Last Updated: 19 Dec, 2020
Contains Almost Duplicate
Easy
Asked in company
You have been given an array/list “ARR” of integers and two integers ‘K’ and ‘L’. Your task is to check if a pair of distinct indices ‘i’ and ‘j’ exist such that |ARR[i] - ARR[j]| <= ‘L’ and | i - j | <= ‘K’.
Input Format :
The first line contains a single integer ‘T’ representing the number of test cases.
The first line of each test case will contain three integers ‘N’, ‘K’, and ‘L’ where ‘N’ is the number of elements in the array and the integers ‘K’ and ‘L’ are described above.
The second line of each test case will contain ‘N’ space-separated integers denoting the elements in the array.
Output Format :
For each test case, print “Yes” (without quotes) if a pair of such distinct indices (described in the problem statement) exists otherwise print “No” (without quotes).
Output for every test case will be printed in a separate line.
Note :
You don’t need to print anything; It has already been taken care of.
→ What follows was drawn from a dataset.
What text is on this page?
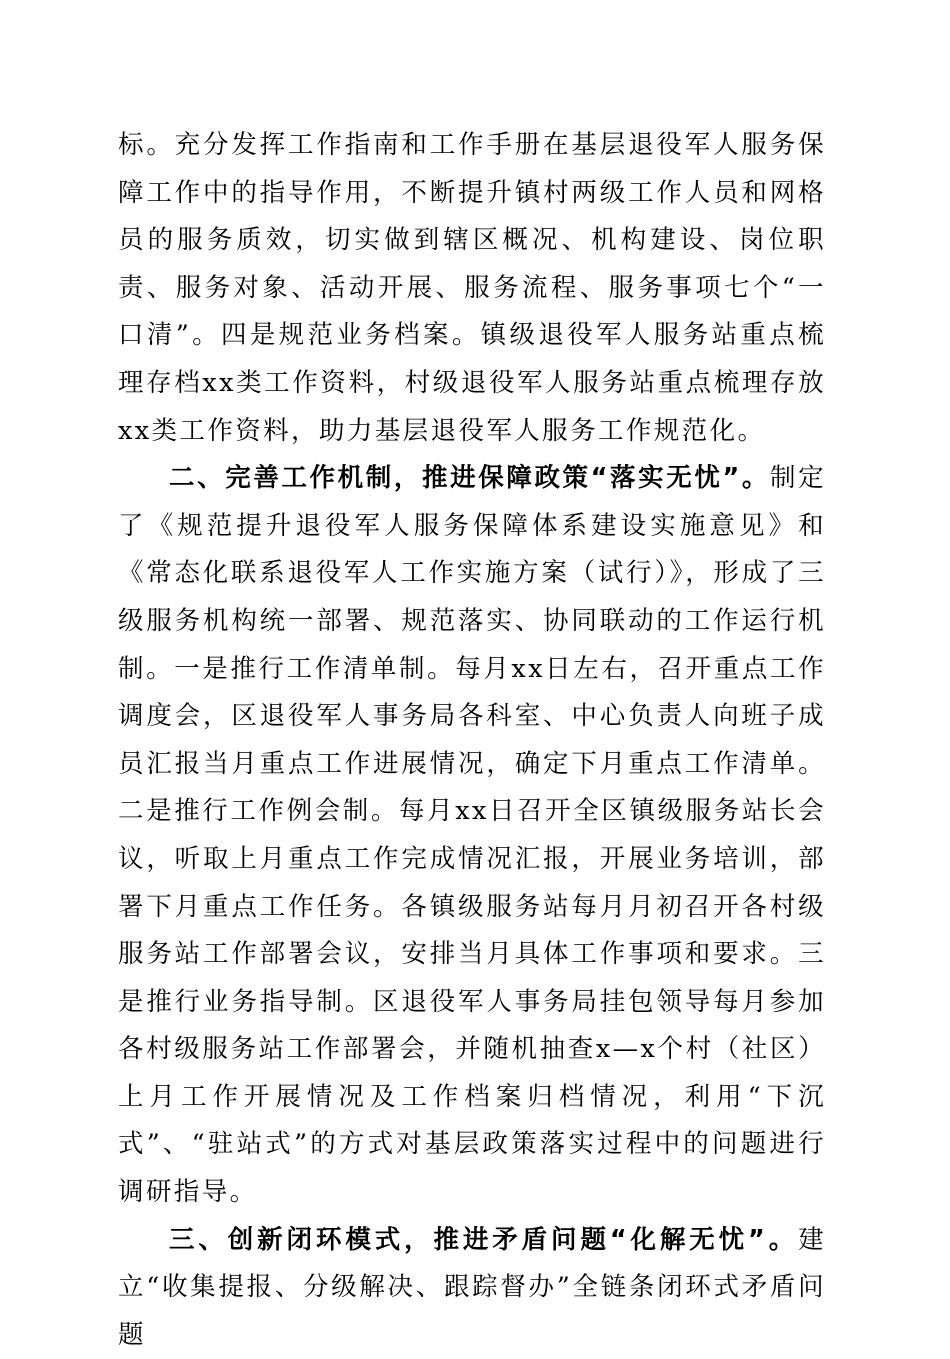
标。充分发挥工作指南和工作手册在基层退役军人服务保障工作中的指导作用，不断提升镇村两级工作人员和网格员的服务质效，切实做到辖区概况、机构建设、岗位职责、服务对象、活动开展、服务流程、服务事项七个“一口清”。四是规范业务档案。镇级退役军人服务站重点梳理存档xx类工作资料，村级退役军人服务站重点梳理存放xx类工作资料，助力基层退役军人服务工作规范化。

二、完善工作机制，推进保障政策“落实无忧”。制定了《规范提升退役军人服务保障体系建设实施意见》和《常态化联系退役军人工作实施方案（试行）》，形成了三级服务机构统一部署、规范落实、协同联动的工作运行机制。一是推行工作清单制。每月xx日左右，召开重点工作调度会，区退役军人事务局各科室、中心负责人向班子成员汇报当月重点工作进展情况，确定下月重点工作清单。二是推行工作例会制。每月xx日召开全区镇级服务站长会议，听取上月重点工作完成情况汇报，开展业务培训，部署下月重点工作任务。各镇级服务站每月月初召开各村级服务站工作部署会议，安排当月具体工作事项和要求。三是推行业务指导制。区退役军人事务局挂包领导每月参加各村级服务站工作部署会，并随机抽查x—x个村（社区）上月工作开展情况及工作档案归档情况，利用“下沉式”、“驻站式”的方式对基层政策落实过程中的问题进行调研指导。

三、创新闭环模式，推进矛盾问题“化解无忧”。建立“收集提报、分级解决、跟踪督办”全链条闭环式矛盾问题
Just implement the given function.
Constraints :
1 <= T <= 50
1 <= N <= 10000
0 <= K <= 10000
0 <= L <= 10^9
0 <= ARR[i] <= 10^9
Where ARR[i] denotes the ith element of the given array.
Time limit: 1 sec
Approaches
The basic idea of this approach is to iterate through all the possible pairs of indices and check if pair elements exist satisfying the given constraint in the problem statement. Consider the following steps:
- Create a loop and start traversing the given array/list using a variable ‘i’ such that 0 <= i < ‘N’.
- In a nested loop, start traversing the array/list using a variable ‘j’ such that 0 <= j < i and for each pair of (i, j) check:
- If | i - j | <= ‘K’ and | ARR[i] - ARR[j] | <= ‘L’, then return True.
- Else, return False.
The basic idea of this approach is to use an ordered_map to store the index of the elements of the array/list so that we can very easily find if the lower/upper bound of a particular element exist or not. So we will maintain an ordered_map which will contain elements such that the difference between the largest and smallest index is less than ‘K’.
Let us start traversing the given array/list and assume that we are currently at j-th index and we are trying to find an element with index ‘i’ such that pair (i, j) satisfies the condition given in the problem statement. Now we need to check if there is an element at any index ‘i’ such that ‘j’ - ‘K’ <= ‘i’ < ’j’ and ARR[j] - ‘L’ <= ARR[i] <= ARR[j] + ‘L’. Since we are maintaining a sliding window of ordered_map which contains all the elements of subarray [j - ‘K’, ‘j’ - ’1’] we can easily find if an element within a particular range exists or not.
Consider the following steps :
- Create a ordered_map<int,int> indexOfElement (in C++) which stores the pair of <element, index>.
- Start traversing the array/list using a variable ‘j’ such that 0 <= ‘j’ <= ‘N’ - 1
- At each iteration, find the index of the smallest element in the window which is greater than or equal to (ARR[j] - ‘L’) and store it in a variable ‘i’.
- If it exists, then check whether the pair (i, j) satisfies the condition specified in the problem statement, i.e. | ARR[i] - ARR[j] | <= ‘L’
- If it does, then return True.
- If it exists, then check whether the pair (i, j) satisfies the condition specified in the problem statement, i.e. | ARR[i] - ARR[j] | <= ‘L’
- Remove the element at (i - k)-th index because we will be sliding the window one step towards the right.
- Add the current element (i.e. ARR[j]) in the window.